Background: This double-blind, phase 3 study assessed the efficacy and safety of ganitumab combined with gemcitabine as first-line treatment of metastatic pancreatic cancer.

Patients and methods: Patients with previously untreated metastatic pancreatic adenocarcinoma were randomly assigned 2 : 2 : 1 to receive intravenous gemcitabine 1000 mg/m(2) (days 1, 8, and 15 of each 28-day cycle) plus placebo, ganitumab 12 mg/kg, or ganitumab 20 mg/kg (days 1 and 15 of each cycle). The primary end point was overall survival (OS). Secondary end points included progression-free survival (PFS), safety, and efficacy by levels of circulating biomarkers.

Results: Overall, 322 patients were randomly assigned to placebo, 318 to ganitumab 12 mg/kg, and 160 to ganitumab 20 mg/kg. The study was stopped based on results from a preplanned futility analysis; the final results are reported. Median OS was 7.2 months [95% confidence interval (CI), 6.3-8.2] in the placebo arm, 7.0 months (95% CI, 6.2-8.5) in the ganitumab 12-mg/kg arm [hazard ratio (HR), 1.00; 95% CI, 0.82-1.21; P = 0.494], and 7.1 months (95% CI, 6.4-8.5) in the ganitumab 20-mg/kg arm (HR, 0.97; 95% CI, 0.76-1.23; P = 0.397). Median PFS was 3.7, 3.6 (HR, 1.00; 95% CI, 0.84-1.20; P = 0.520), and 3.7 months (HR, 0.97; 95% CI, 0.77-1.22; P = 0.403), respectively. No unexpected toxicity was observed with ganitumab plus gemcitabine. The circulating biomarkers assessed [insulin-like growth factor-1 (IGF-1), IGF-binding protein-2, and -3] were not associated with a treatment effect on OS or PFS by ganitumab.

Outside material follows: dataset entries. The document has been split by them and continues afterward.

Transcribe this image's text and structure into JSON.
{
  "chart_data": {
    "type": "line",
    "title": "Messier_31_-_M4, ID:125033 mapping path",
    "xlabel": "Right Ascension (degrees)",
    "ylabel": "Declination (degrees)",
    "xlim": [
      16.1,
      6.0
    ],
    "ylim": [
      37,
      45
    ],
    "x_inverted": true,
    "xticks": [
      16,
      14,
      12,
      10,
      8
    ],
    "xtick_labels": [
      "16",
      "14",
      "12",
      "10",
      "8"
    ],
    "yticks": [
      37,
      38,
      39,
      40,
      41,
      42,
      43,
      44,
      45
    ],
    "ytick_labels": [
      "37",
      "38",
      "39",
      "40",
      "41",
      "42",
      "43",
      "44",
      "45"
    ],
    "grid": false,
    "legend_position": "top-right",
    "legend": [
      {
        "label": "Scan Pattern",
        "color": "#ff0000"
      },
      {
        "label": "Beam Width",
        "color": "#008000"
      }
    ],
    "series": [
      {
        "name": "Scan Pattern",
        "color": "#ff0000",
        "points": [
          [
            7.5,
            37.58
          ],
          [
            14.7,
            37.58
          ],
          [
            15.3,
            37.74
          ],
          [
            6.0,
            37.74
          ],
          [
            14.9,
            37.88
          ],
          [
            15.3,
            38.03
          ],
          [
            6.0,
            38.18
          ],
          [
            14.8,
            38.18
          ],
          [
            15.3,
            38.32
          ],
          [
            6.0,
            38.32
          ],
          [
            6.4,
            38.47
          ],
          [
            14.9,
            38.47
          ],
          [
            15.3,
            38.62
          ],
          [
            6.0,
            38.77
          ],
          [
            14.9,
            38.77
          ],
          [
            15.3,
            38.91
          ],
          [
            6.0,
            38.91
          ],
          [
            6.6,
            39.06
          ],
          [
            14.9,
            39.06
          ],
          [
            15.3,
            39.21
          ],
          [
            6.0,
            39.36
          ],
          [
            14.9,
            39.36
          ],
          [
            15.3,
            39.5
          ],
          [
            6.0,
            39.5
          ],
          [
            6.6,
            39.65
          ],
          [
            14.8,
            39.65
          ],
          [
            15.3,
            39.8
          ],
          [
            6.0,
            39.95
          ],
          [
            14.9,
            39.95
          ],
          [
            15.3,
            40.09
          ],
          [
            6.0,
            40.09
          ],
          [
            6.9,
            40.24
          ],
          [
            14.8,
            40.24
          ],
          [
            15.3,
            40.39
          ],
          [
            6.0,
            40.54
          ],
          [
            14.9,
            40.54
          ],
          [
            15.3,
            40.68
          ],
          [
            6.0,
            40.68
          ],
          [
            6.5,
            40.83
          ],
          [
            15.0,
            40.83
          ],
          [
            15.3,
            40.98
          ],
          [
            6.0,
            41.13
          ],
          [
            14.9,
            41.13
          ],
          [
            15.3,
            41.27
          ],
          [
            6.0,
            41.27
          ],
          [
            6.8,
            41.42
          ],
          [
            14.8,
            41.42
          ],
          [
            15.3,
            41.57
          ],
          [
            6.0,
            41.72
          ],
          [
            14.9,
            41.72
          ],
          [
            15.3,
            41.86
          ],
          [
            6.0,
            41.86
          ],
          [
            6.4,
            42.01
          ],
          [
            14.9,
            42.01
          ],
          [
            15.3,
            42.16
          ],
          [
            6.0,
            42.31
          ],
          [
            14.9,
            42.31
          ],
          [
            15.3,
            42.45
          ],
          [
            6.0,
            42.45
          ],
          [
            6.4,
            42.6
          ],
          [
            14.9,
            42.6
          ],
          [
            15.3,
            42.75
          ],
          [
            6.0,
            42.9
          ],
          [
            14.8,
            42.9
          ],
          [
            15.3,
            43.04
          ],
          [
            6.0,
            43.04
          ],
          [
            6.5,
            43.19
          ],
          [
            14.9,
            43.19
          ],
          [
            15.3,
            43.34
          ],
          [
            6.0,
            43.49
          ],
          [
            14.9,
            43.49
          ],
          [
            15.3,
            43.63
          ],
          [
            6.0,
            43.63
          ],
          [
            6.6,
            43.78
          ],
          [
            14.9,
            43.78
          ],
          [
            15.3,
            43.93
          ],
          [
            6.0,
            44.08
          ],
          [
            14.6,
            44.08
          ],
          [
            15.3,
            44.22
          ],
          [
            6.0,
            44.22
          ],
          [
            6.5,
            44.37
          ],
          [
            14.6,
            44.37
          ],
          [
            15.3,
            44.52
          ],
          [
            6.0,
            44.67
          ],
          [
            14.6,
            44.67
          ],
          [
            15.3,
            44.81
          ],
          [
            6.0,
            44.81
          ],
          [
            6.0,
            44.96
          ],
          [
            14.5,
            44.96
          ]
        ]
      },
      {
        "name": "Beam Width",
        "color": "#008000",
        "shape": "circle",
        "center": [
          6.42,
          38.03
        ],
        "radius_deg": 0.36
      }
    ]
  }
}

Conclusion: Ganitumab combined with gemcitabine had manageable toxicity but did not improve OS, compared with gemcitabine alone in unselected patients with metastatic pancreatic cancer.

Clinical trial registration: ClinicalTrials.gov NCT01231347.

Keywords: IGF-1 receptor; biomarker; ganitumab; gemcitabine; pancreatic cancer.

Figure 1.

Kaplan-Meier curves for overall survival (A) and progression-free survival (B) by treatment group in the full analysis set. Patients who had not died (A) or who had not progressed or died (B) at the date of their last assessment were censored. Q2W: every 2 weeks. ^aCox proportional hazards model adjusted for stratification covariates (Eastern Cooperative Oncology Group performance status, 0 or 1; presence of liver metastases, yes or no).